When it comes to an individual who succumbs to someone else’s lies, it is important to note that in such cases it is an extrinsic perception that impacts and individual’s intrinsic view and, as such, it would be necessary to implement such a strategy as a means of moderation or mediation to resolve it (Hayenga & Corpus, 2010). For example, there can be the case of a woman that was lied to by her supposedly “faithful” husband when in reality he had cheated on her multiple times.
In such cases the woman would normally be distraught and find it difficult to find sufficient intrinsic motivating factors to get out of her slump/depression. As such, it would be necessary to utilize some form extrinsic motivation to convince her to carry on with her life. This can come in the form of focusing on her children, career or other such external motivating strategies (Joosten, Bundy & Einfeld, 2009).
Social influences have the potential to create both positive and negative outcomes based on the ethos behind their creation. What must be understood is that Ethos refers to the way in which a person portrays themselves in an argument, in a sense that it is a method in which persuaders present an “image” to people that they are attempting to persuade (Stirling & Felin, 2013).
This particular “image” refers to a persuaders “character” in the sense that a person is attempting to persuade another person of the righteousness of their statements based on their inherent character. Through the work of Mcshane, Bradlow & Berger (2012), it can be seen that social influences utilize a variety of ethos as a means of justifying their intended outcomes.
Normally, such ethoses are presented in such a way that they appeal to a wide audience and focus on a specific trait or idea that people can rally behind. In certain cases it may even be utilized as a means of explaining a problem by showcasing how it started in the first place. Such instances can be seen in the case of numerous anti-immigration polices around the world wherein the blame for high rates of unemployment are placed on them despite the true cause being a sagging economy.
However, people are all too ready to accept such a social influence since it enables them to direct their ire against an immediate and feasible outlet instead of an abstract and hard to understand concept (i.e. economic activity). It is in the way that social influences are packaged and presented to the public under varying types of ethos that changes the perception of the public to the idea that is being presented.

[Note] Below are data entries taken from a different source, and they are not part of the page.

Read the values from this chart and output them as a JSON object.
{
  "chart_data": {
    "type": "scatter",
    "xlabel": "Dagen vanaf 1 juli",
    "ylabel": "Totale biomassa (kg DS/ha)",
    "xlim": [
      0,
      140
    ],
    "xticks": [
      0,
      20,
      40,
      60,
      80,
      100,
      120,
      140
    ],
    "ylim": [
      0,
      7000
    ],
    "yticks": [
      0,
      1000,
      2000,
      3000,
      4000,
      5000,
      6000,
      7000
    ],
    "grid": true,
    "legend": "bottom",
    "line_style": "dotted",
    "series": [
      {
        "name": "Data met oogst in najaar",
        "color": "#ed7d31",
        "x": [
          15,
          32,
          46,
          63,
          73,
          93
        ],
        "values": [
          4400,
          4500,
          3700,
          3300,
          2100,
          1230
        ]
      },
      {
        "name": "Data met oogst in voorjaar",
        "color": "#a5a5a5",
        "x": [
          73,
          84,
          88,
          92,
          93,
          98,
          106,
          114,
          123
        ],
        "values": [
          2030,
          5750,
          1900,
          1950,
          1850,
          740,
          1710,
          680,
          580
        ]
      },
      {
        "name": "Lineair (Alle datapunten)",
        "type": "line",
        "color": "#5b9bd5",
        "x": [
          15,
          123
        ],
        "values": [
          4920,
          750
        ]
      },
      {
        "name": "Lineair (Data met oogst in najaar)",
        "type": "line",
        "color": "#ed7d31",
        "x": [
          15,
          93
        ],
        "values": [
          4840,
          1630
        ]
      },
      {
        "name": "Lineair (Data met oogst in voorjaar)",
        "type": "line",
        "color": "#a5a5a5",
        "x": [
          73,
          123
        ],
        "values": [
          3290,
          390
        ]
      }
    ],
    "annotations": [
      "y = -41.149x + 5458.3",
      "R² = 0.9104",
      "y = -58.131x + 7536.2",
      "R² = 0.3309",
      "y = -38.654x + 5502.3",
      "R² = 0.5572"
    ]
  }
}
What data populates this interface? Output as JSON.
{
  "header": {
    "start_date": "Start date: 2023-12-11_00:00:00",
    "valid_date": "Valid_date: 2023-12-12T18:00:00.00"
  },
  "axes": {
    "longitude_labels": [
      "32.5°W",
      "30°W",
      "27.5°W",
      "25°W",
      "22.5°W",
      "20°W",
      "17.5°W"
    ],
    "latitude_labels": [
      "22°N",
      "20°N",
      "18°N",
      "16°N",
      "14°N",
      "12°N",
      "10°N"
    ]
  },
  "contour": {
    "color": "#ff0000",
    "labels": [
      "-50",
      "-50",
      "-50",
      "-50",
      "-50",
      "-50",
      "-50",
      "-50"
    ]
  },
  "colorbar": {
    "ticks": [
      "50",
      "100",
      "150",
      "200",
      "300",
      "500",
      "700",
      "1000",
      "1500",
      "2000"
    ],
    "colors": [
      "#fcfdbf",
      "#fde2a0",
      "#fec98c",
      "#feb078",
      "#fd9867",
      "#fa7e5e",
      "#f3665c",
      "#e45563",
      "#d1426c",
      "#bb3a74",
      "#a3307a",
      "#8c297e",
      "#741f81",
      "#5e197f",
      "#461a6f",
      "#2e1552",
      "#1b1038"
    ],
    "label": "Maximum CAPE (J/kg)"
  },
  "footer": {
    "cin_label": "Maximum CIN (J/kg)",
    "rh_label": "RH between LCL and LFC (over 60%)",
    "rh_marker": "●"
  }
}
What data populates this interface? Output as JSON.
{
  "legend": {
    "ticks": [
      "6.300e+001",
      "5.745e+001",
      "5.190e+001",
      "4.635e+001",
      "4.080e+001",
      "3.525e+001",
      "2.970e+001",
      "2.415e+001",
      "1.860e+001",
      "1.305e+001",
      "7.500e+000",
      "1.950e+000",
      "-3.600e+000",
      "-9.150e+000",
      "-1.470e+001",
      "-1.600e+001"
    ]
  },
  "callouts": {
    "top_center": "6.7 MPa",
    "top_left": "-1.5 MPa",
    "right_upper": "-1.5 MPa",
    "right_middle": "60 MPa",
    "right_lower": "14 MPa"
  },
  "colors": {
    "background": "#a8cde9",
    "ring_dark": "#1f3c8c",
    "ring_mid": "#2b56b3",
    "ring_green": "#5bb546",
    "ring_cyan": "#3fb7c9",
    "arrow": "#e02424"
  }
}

The method in which the idea is “packaged” drastically changes the perception of the audience towards accepting the idea itself or the validity of its statements (Stirling & Felin, 2013). While the previous example shows the adverse potential of social influences, it should also be noted that ethos can be utilized to promote righteous causes.
For example, the current environmental conservation movement is a type of social influence that was brought about by the ethos of the need to protect the environment for future generations. Such a social influence has resulted in a gradual change in societal perceptions regarding proper utilization of renewable and nonrenewable resources. The end resulting has been a positive social influence which has preserved the environment for future generations.
When taking both factors into consideration, it can be seen that while social influences do have the potential to create negative ramifications in society, they can also act as a means of positive social behavior. This all depends on the type of ethos that is at the core of the societal influence that is being implemented.
Hayenga, A., & Corpus, J. (2010). Profiles of intrinsic and extrinsic motivations: A person-centered approach to motivation and achievement in middle school. Motivation & Emotion, 34(4), 371-383.
Joosten, A., Bundy, A., & Einfeld, S. (2009). Intrinsic and Extrinsic Motivation for Stereotypic and Repetitive Behavior. Journal Of Autism & Developmental Disorders, 39(3), 521-531.
Mcshane, B., Bradlow, E., & Berger, J. (2012). Visual Influence and Social Groups. Journal Of Marketing Research (JMR), 49(6), 854-871.
Stirling, W. C., & Felin, T. (2013). Game Theory, Conditional Preferences, and Social Influence. Plos ONE, 8(2), 1-11.